During my last job, a few coworkers and I participated in a charity fashion show. At the staff meeting the Monday after the show, one of the board members remarked how my coworkers and I did such a good job. Then he looked at me and said, “Zina, you looked so good I didn’t even recognize you.”
Immediately realizing his faux pas, he tried to backtrack.
I wasn’t hurt or upset, but I clearly needed to try something new. During the fashion show, the makeup artist had put me on a bright pink lipstick, a shade I’d never buy for myself. I also wore a pink minidress, and despite feeling self-conscious, I realized that I was done being timid with my fashion choices. I was going to be bold.
For years I’ve admired girls who wore bright lipstick. One of my coworkers wore red lipstick daily, and I’d see my friends regularly wear it at parties. “That works for them,” I thought. “It’s just not for me.”
I’d tried red lipstick before. One time I asked a MAC associate to let me sample a shade. I wasn’t a big fan. A half hour later, my friend said I should go look in the mirror. I’d been absentmindedly rubbing my lips and that crimson hue was all over my face.
I decided to brush off that incident and headed to the drugstore to pick up a shade of NYX lip cream. My coworkers immediately loved it and after a few days, I got used to my new bright accessory.
At the next board meeting, I reapplied my lipstick before heading upstairs. I delivered a killer presentation and my boss joked that my lipstick was a talisman bringin me good luck.
Red lipstick is more than luck. Studies have shown that what we wear affects how we feel about ourselves. If we wear unflattering sweatpants, we won’t feel the same as if we wore a dress that hugs our curves. So if you feel sluggish, wearing heels and a pencil skirt can change your mood.
When you wear something like red lipstick, you show confidence in yourself. If you project confidence in your appearance, it will come out in your abilities. Red lipstick won’t make me an astrophysicist, but it will help me deliver a presentation on something I already know.
During my adventures with red lipstick, I’ve realized that people admire bravery most of all. We want to see people be their authentic selves. When I see a girl rocking a crop top, I give her props. I’m proud of anyone not afraid to try something new and different.
Not only are people not judging you in their heads, they’re most likely wishing they had your courage.

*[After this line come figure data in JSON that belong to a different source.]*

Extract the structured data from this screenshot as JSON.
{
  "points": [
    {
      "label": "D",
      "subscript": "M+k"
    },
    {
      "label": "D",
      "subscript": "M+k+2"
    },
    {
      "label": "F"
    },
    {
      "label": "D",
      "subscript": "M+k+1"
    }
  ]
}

Wearing red lipstick has taught me that I can pull off a lot of things I once doubted. In the last few months, I’ve bought floral-patterned jeans, a pair of bright mustard tights and an olive green shirt I was sure would wash me out.
I even bought watermelon-colored lipstick a few weeks ago, despite my fear of wearing a bright pink color. I constantly try outfits I would’ve avoided just a year ago, and my comfort zone has expanded to include a host of wardrobe options I’d never considered before.
I continue to wear red lipstick during big meetings and important events. Now that I’m self-employed, I still dress up even if I’m just going to the coffee shop around the corner. Putting on “real clothes” after a few hours of lounging in sweats tells my brain it’s time to work.
I’ve learned that it’s not the clothes you wear, it’s how those clothes make you feel. Right now, I feel bold.